Yalan söylemek, ahlak dışı davranışlarda bulunmak sanki ödüllendiriliyor,

Dürüstlük bizde meziyet oldu, Halk arasında “NE DÜRÜST ADAM” diyoruz,

 Halbuki dürüstlük en kıymetli ahlaki kural olmalıdır,

Özellikle yönetici konumunda olanların tamamı dürüst ve ahlaklı olmak zorundadır…

Ahlaklı olmanın, iyi ve güzel olmanın pasaportu yoktur.

Bu değerler bizde rağbet bulmazsa ki bulmuyor, itibar gördüğü yere göç ederler ve oralarda yaşarlar. İslamiyet’in temeli ahlaktı, Müslümanlık ahlak üzerine inşa edilmiştir.

Hem “Müslümanız” diyeceğiz hem de her türlü ahlaksızlığa göz yumacağız ya da şahsi menfaatimiz için ahlaksızlık yapanları görmemezlikten geleceğiz.

Bu hastalıklı bir ruh halidir.

Tedaviyi gerektirir.

Derhal fert ya da toplum olarak bu tür gayri ahlaki davranışlardan uzaklaşmalıyız.

Eğer ahlaki değerlerimizin yozlaşmasına seyirci kalır isek, hepimizin geleceği felaket olur…

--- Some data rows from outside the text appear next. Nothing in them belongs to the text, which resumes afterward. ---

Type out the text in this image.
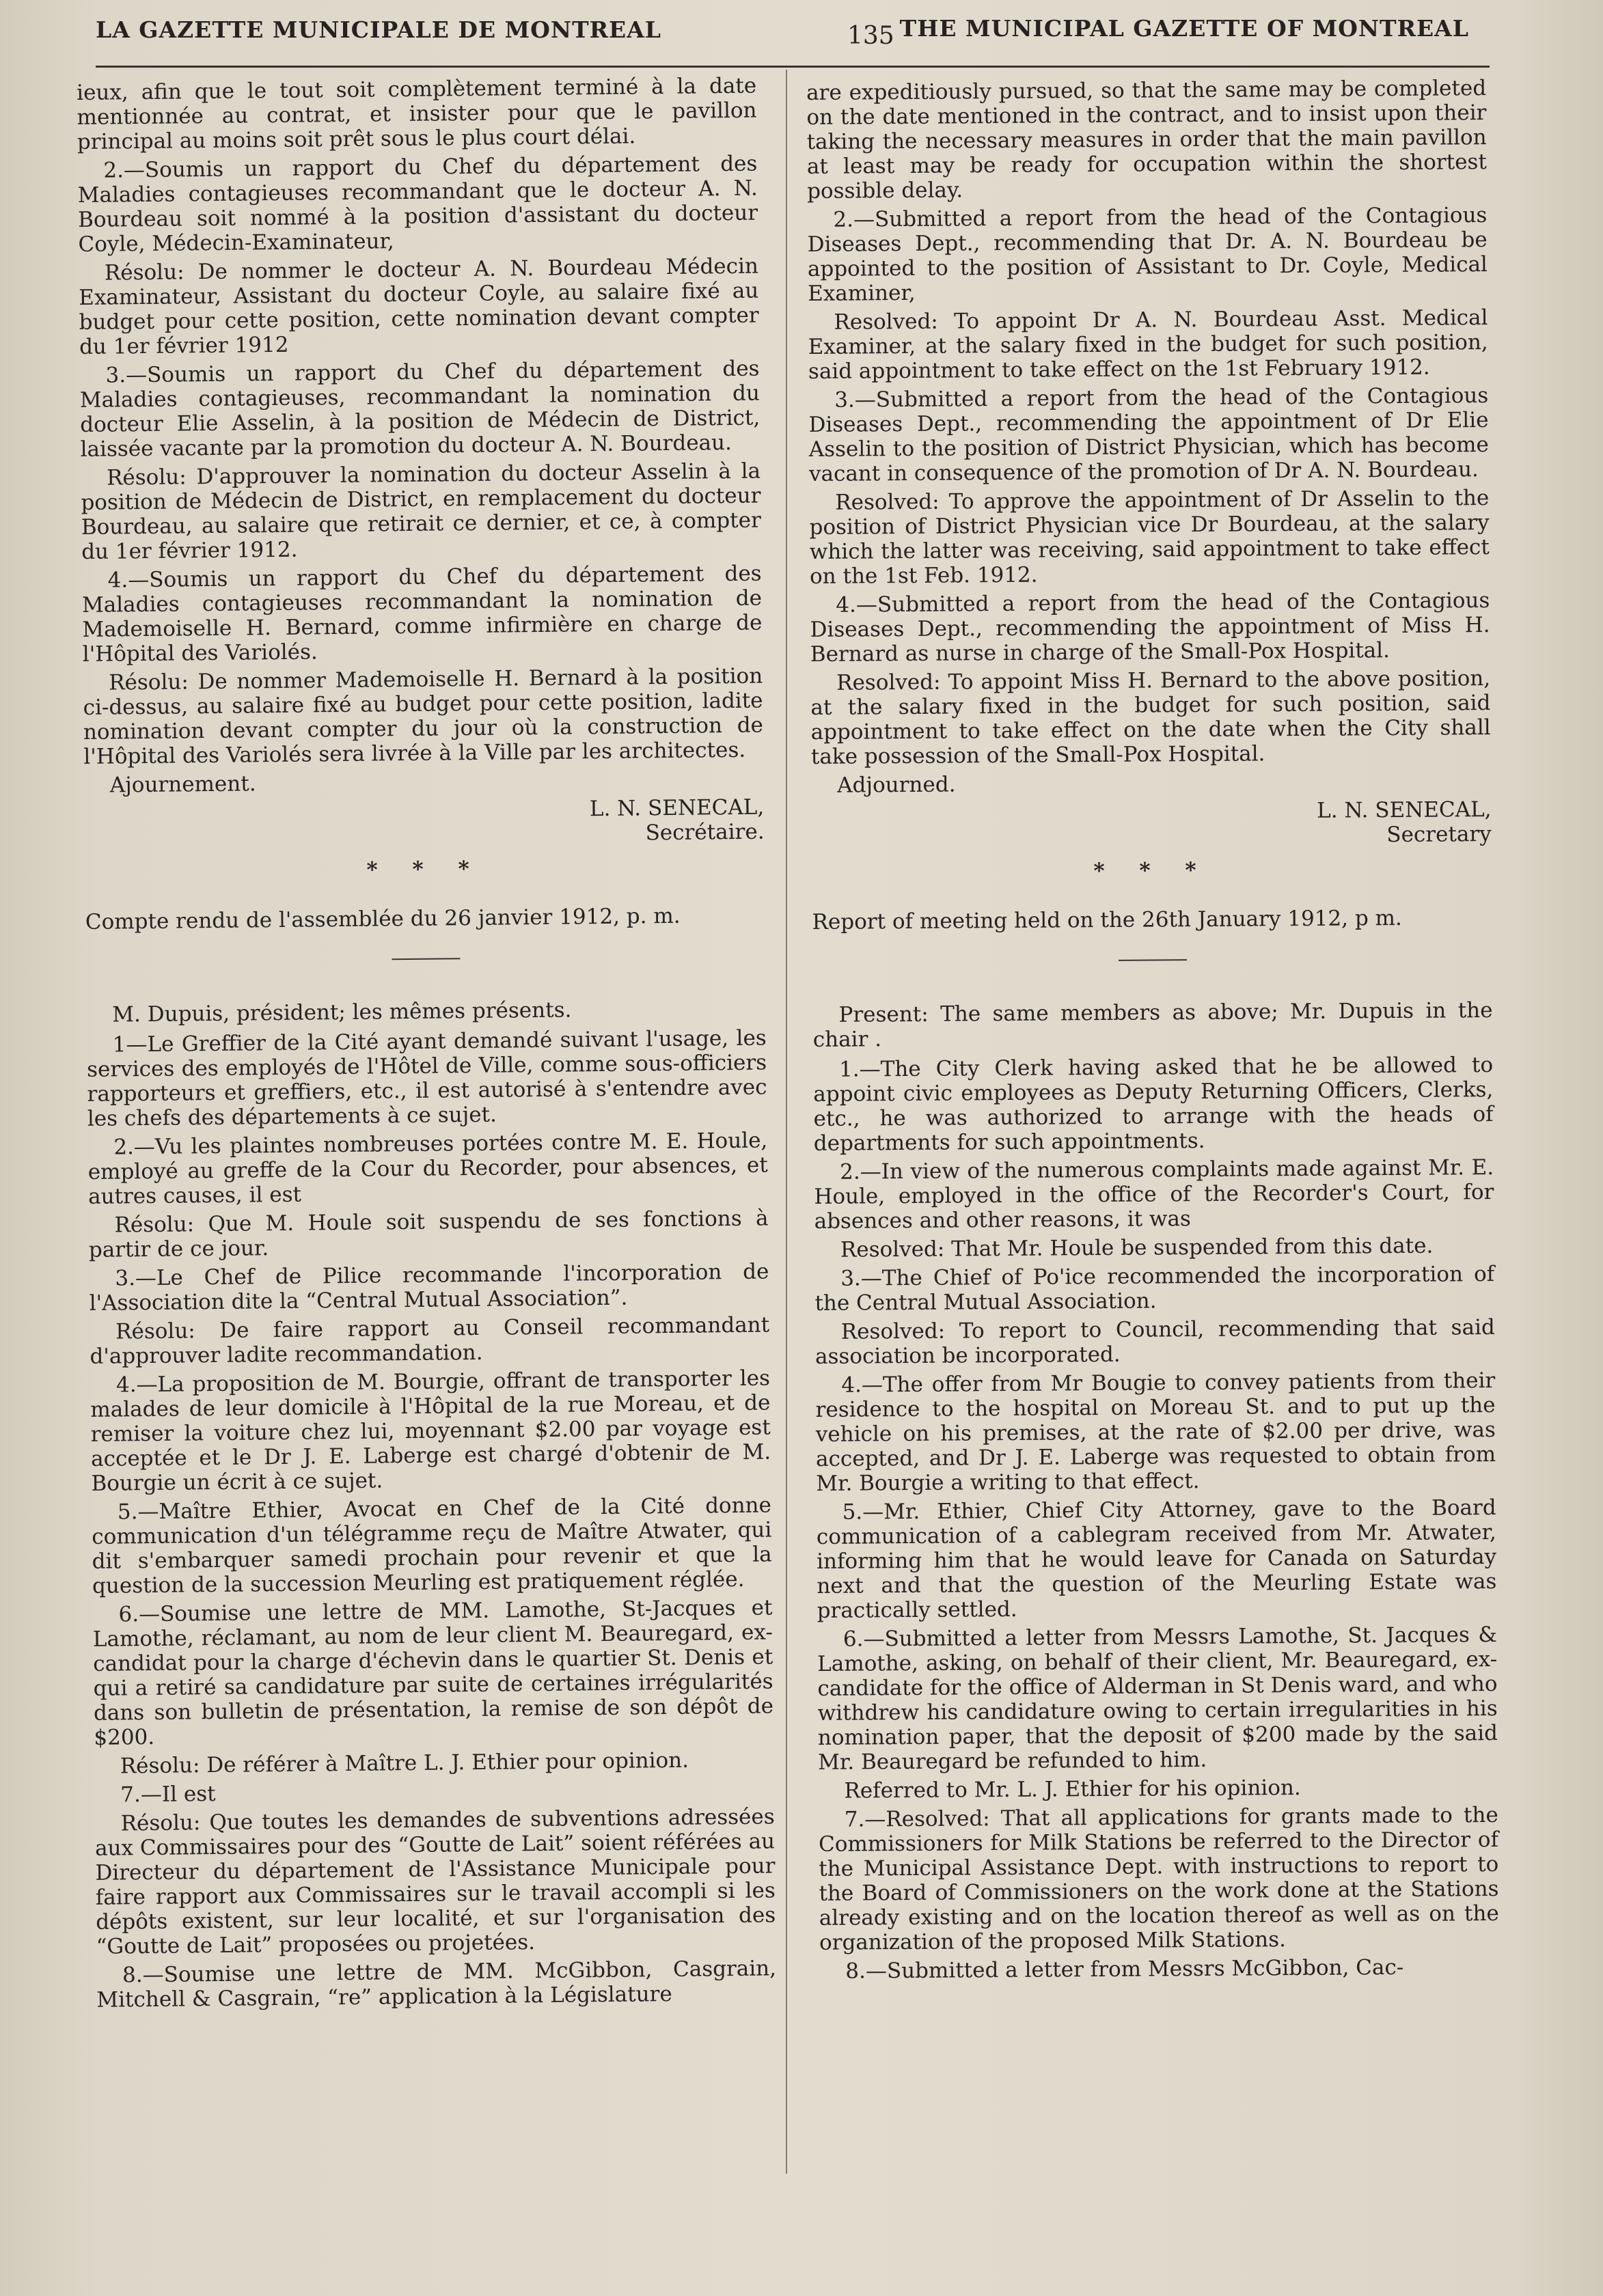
LA GAZETTE MUNICIPALE DE MONTREAL	135 THE MUNICIPAL GAZETTE OF MONTREAL

ieux, afin que le tout soit complètement terminé à la date mentionnée au contrat, et insister pour que le pavillon principal au moins soit prêt sous le plus court délai.

2.—Soumis un rapport du Chef du département des Maladies contagieuses recommandant que le docteur A. N. Bourdeau soit nommé à la position d'assistant du docteur Coyle, Médecin-Examinateur,

Résolu: De nommer le docteur A. N. Bourdeau Médecin Examinateur, Assistant du docteur Coyle, au salaire fixé au budget pour cette position, cette nomination devant compter du 1er février 1912

3.—Soumis un rapport du Chef du département des Maladies contagieuses, recommandant la nomination du docteur Elie Asselin, à la position de Médecin de District, laissée vacante par la promotion du docteur A. N. Bourdeau.

Résolu: D'approuver la nomination du docteur Asselin à la position de Médecin de District, en remplacement du docteur Bourdeau, au salaire que retirait ce dernier, et ce, à compter du 1er février 1912.

4.—Soumis un rapport du Chef du département des Maladies contagieuses recommandant la nomination de Mademoiselle H. Bernard, comme infirmière en charge de l'Hôpital des Variolés.

Résolu: De nommer Mademoiselle H. Bernard à la position ci-dessus, au salaire fixé au budget pour cette position, ladite nomination devant compter du jour où la construction de l'Hôpital des Variolés sera livrée à la Ville par les architectes.

Ajournement.

L. N. SENECAL,

Secrétaire.

* * *

Compte rendu de l'assemblée du 26 janvier 1912, p. m.

M. Dupuis, président; les mêmes présents.

1—Le Greffier de la Cité ayant demandé suivant l'usage, les services des employés de l'Hôtel de Ville, comme sous-officiers rapporteurs et greffiers, etc., il est autorisé à s'entendre avec les chefs des départements à ce sujet.

2.—Vu les plaintes nombreuses portées contre M. E. Houle, employé au greffe de la Cour du Recorder, pour absences, et autres causes, il est

Résolu: Que M. Houle soit suspendu de ses fonctions à partir de ce jour.

3.—Le Chef de Pilice recommande l'incorporation de l'Association dite la “Central Mutual Association”.

Résolu: De faire rapport au Conseil recommandant d'approuver ladite recommandation.

4.—La proposition de M. Bourgie, offrant de transporter les malades de leur domicile à l'Hôpital de la rue Moreau, et de remiser la voiture chez lui, moyennant $2.00 par voyage est acceptée et le Dr J. E. Laberge est chargé d'obtenir de M. Bourgie un écrit à ce sujet.

5.—Maître Ethier, Avocat en Chef de la Cité donne communication d'un télégramme reçu de Maître Atwater, qui dit s'embarquer samedi prochain pour revenir et que la question de la succession Meurling est pratiquement réglée.

6.—Soumise une lettre de MM. Lamothe, St-Jacques et Lamothe, réclamant, au nom de leur client M. Beauregard, ex-candidat pour la charge d'échevin dans le quartier St. Denis et qui a retiré sa candidature par suite de certaines irrégularités dans son bulletin de présentation, la remise de son dépôt de $200.

Résolu: De référer à Maître L. J. Ethier pour opinion.

7.—Il est

Résolu: Que toutes les demandes de subventions adressées aux Commissaires pour des “Goutte de Lait” soient référées au Directeur du département de l'Assistance Municipale pour faire rapport aux Commissaires sur le travail accompli si les dépôts existent, sur leur localité, et sur l'organisation des “Goutte de Lait” proposées ou projetées.

8.—Soumise une lettre de MM. McGibbon, Casgrain, Mitchell & Casgrain, “re” application à la Législature

are expeditiously pursued, so that the same may be completed on the date mentioned in the contract, and to insist upon their taking the necessary measures in order that the main pavillon at least may be ready for occupation within the shortest possible delay.

2.—Submitted a report from the head of the Contagious Diseases Dept., recommending that Dr. A. N. Bourdeau be appointed to the position of Assistant to Dr. Coyle, Medical Examiner,

Resolved: To appoint Dr A. N. Bourdeau Asst. Medical Examiner, at the salary fixed in the budget for such position, said appointment to take effect on the 1st February 1912.

3.—Submitted a report from the head of the Contagious Diseases Dept., recommending the appointment of Dr Elie Asselin to the position of District Physician, which has become vacant in consequence of the promotion of Dr A. N. Bourdeau.

Resolved: To approve the appointment of Dr Asselin to the position of District Physician vice Dr Bourdeau, at the salary which the latter was receiving, said appointment to take effect on the 1st Feb. 1912.

4.—Submitted a report from the head of the Contagious Diseases Dept., recommending the appointment of Miss H. Bernard as nurse in charge of the Small-Pox Hospital.

Resolved: To appoint Miss H. Bernard to the above position, at the salary fixed in the budget for such position, said appointment to take effect on the date when the City shall take possession of the Small-Pox Hospital.

Adjourned.

L. N. SENECAL,

Secretary

* * *

Report of meeting held on the 26th January 1912, p m.

Present: The same members as above; Mr. Dupuis in the chair .

1.—The City Clerk having asked that he be allowed to appoint civic employees as Deputy Returning Officers, Clerks, etc., he was authorized to arrange with the heads of departments for such appointments.

2.—In view of the numerous complaints made against Mr. E. Houle, employed in the office of the Recorder's Court, for absences and other reasons, it was

Resolved: That Mr. Houle be suspended from this date.

3.—The Chief of Po'ice recommended the incorporation of the Central Mutual Association.

Resolved: To report to Council, recommending that said association be incorporated.

4.—The offer from Mr Bougie to convey patients from their residence to the hospital on Moreau St. and to put up the vehicle on his premises, at the rate of $2.00 per drive, was accepted, and Dr J. E. Laberge was requested to obtain from Mr. Bourgie a writing to that effect.

5.—Mr. Ethier, Chief City Attorney, gave to the Board communication of a cablegram received from Mr. Atwater, informing him that he would leave for Canada on Saturday next and that the question of the Meurling Estate was practically settled.

6.—Submitted a letter from Messrs Lamothe, St. Jacques & Lamothe, asking, on behalf of their client, Mr. Beauregard, ex-candidate for the office of Alderman in St Denis ward, and who withdrew his candidature owing to certain irregularities in his nomination paper, that the deposit of $200 made by the said Mr. Beauregard be refunded to him.

Referred to Mr. L. J. Ethier for his opinion.

7.—Resolved: That all applications for grants made to the Commissioners for Milk Stations be referred to the Director of the Municipal Assistance Dept. with instructions to report to the Board of Commissioners on the work done at the Stations already existing and on the location thereof as well as on the organization of the proposed Milk Stations.

8.—Submitted a letter from Messrs McGibbon, Cac-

Ahlaki yozlaşmanın reçetesi bellidir, "Türklük gurur ve şuuru, İslam ahlak ve fazileti ile" sosyal hayatımızı düzenlediğimizde ahlaki yozlaşmanın önünü kesmiş oluruz…


Aksi takdirde ahlaki erozyon habis bir ur gibi bütün vücudumuzu kaplayıp bizi perişan edecek.